Biggest Issue with D - Definition and Versioning
Martin Nowak
dawg at dawgfoto.de
Sun Jan 15 01:05:34 PST 2012
On Sun, 15 Jan 2012 04:31:14 +0100, Andrei Alexandrescu
<SeeWebsiteForEmail at erdani.org> wrote:
> On 1/14/12 9:06 PM, Jonathan M Davis wrote:
>> On Saturday, January 14, 2012 20:54:55 Michel Fortin wrote:
>>> Still, Walter perfectly has the right to decide on what he wants to
>>> work. I understand that he saw implementing SIMD as an interesting
>>> challenge, and if working on SIMD keeps things interesting for him,
>>> that can only be great.
>>
>> Sure.
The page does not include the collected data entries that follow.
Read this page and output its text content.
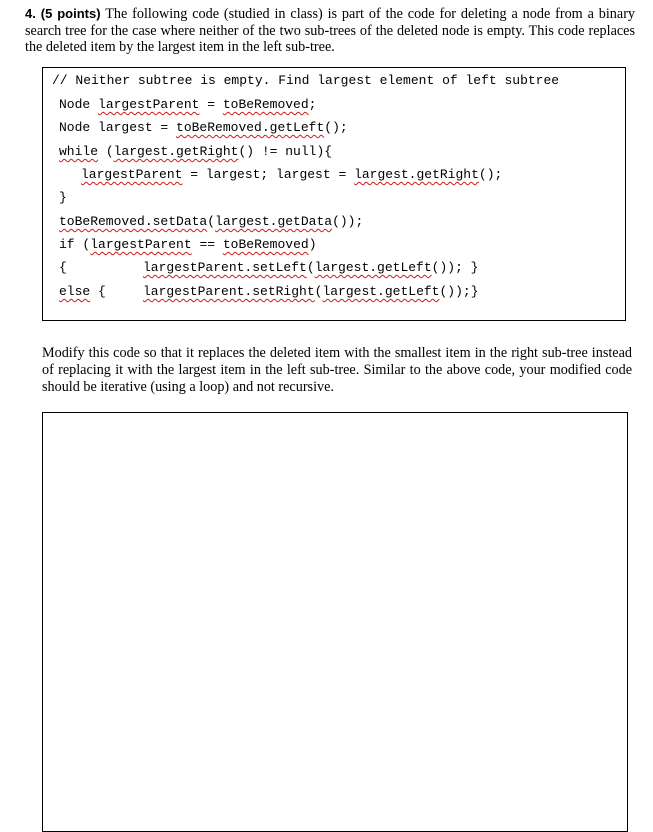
4. (5 points) The following code (studied in class) is part of the code for deleting a node from a binary search tree for the case where neither of the two sub-trees of the deleted node is empty. This code replaces the deleted item by the largest item in the left sub-tree.
// Neither subtree is empty. Find largest element of left subtree
Node largestParent = toBeRemoved;
Node largest = toBeRemoved.getLeft();
while (largest.getRight() != null){
largestParent = largest; largest = largest.getRight();
}
toBeRemoved.setData(largest.getData());
if (largestParent == toBeRemoved)
{	largestParent.setLeft(largest.getLeft()); }
else {	largestParent.setRight(largest.getLeft());}
Modify this code so that it replaces the deleted item with the smallest item in the right sub-tree instead of replacing it with the largest item in the left sub-tree. Similar to the above code, your modified code should be iterative (using a loop) and not recursive.
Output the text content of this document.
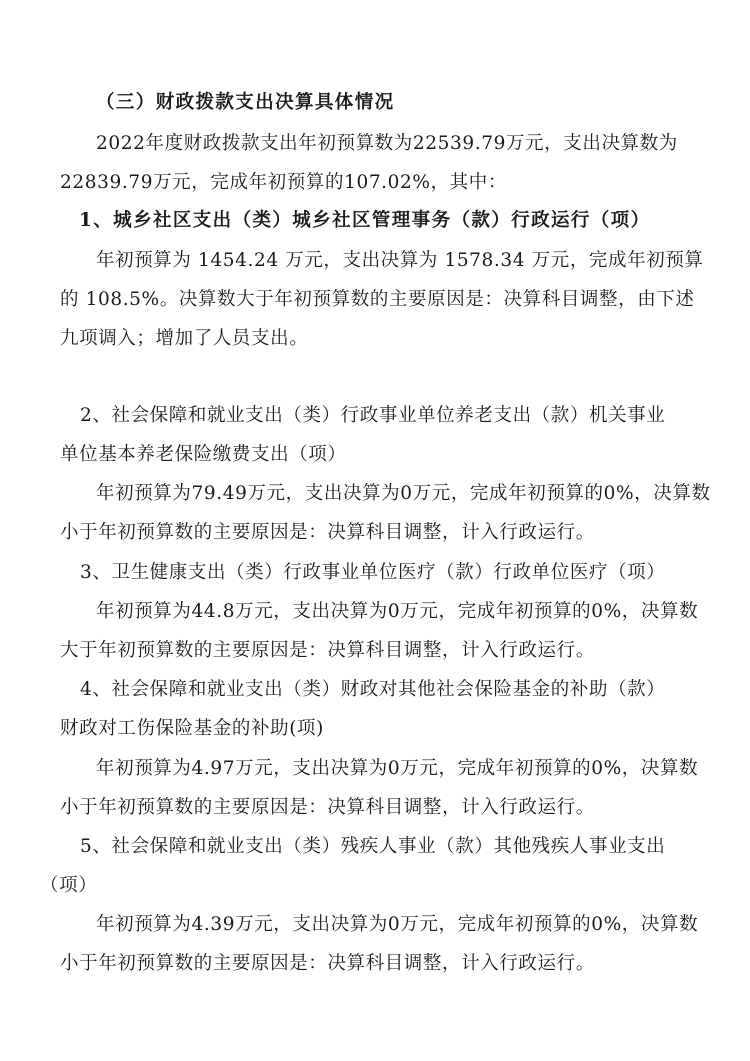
（三）财政拨款支出决算具体情况
2022年度财政拨款支出年初预算数为22539.79万元，支出决算数为
22839.79万元，完成年初预算的107.02%，其中：
1、城乡社区支出（类）城乡社区管理事务（款）行政运行（项）
年初预算为 1454.24 万元，支出决算为 1578.34 万元，完成年初预算
的 108.5%。决算数大于年初预算数的主要原因是：决算科目调整，由下述
九项调入；增加了人员支出。
2、社会保障和就业支出（类）行政事业单位养老支出（款）机关事业
单位基本养老保险缴费支出（项）
年初预算为79.49万元，支出决算为0万元，完成年初预算的0%，决算数
小于年初预算数的主要原因是：决算科目调整，计入行政运行。
3、卫生健康支出（类）行政事业单位医疗（款）行政单位医疗（项）
年初预算为44.8万元，支出决算为0万元，完成年初预算的0%，决算数
大于年初预算数的主要原因是：决算科目调整，计入行政运行。
4、社会保障和就业支出（类）财政对其他社会保险基金的补助（款）
财政对工伤保险基金的补助(项)
年初预算为4.97万元，支出决算为0万元，完成年初预算的0%，决算数
小于年初预算数的主要原因是：决算科目调整，计入行政运行。
5、社会保障和就业支出（类）残疾人事业（款）其他残疾人事业支出
（项）
年初预算为4.39万元，支出决算为0万元，完成年初预算的0%，决算数
小于年初预算数的主要原因是：决算科目调整，计入行政运行。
I can understand why the most important thing to work on might
>> not be
>> the most interesting thing to work on. And Walter certainly has the
>> right to
>> work on whatever he wants to work on.
>
> Exactly and perfectly right. To add to that, with my limited time, I can
> hardly afford to work on stuff that isn't fun (although lately I've done
> some of it - e.g. I'm not a web designer). There comes a point, however,
> when we need to decide whether our main priority is having fun or making
> D successful.
>
> In the latter case:
>
> 1. SIMD is not the top of the list. Two weeks ago it wasn't _on_ the
> list. Now it's like the last 'copter outta Saigon.
>
> 2. We haven't identified game designers as a core market, and one that's
> more important than e.g. general purpose programmers who need the like
> of working qualifiers, multithreading, and shared libraries.
>
> 3. There was never a promise or even a mention that we'll deliver SIMD.
> We virtually promise we deliver threads and expressive qualifiers, and
> there's still work to do on that.
>
> 4. There was broad agreement that the main foci going forward would be
> quality, expressive qualifiers, shared libraries, Phobos work, and
> publicizing the language. We can't work with and publicize D's awesome
> concurrency design if parts of it aren't implemented.
>
> 5. The SIMD work has _zero_ acceleration on existing code; it only
> allows experts to write non-portable code that uses SIMD instructions.
> Updating to the next release of dmd has zero SIMD-related benefit to
> statistically our entire user base.
>
> Walter and I spend hours on the phone discussing strategies and tactics
> to make D more successful. And then comes this binge. Doing anything on
> SIMD now is a mistake that I am sorry I was unable to stop. About the
> only thing that's good about it all is that it'll be over soon.
>
>
> Andrei
This is a huge selling point.
float4 v1,v2,v3;
v1 = v2;
v1 = v2 + v3;
v1 = v2 - v3;
v1 = v2 * v3;
v1 = v2 / v3;
Considering the recent switch to XMM it was just opportune to do
this now rather than later. Context switches are expensive.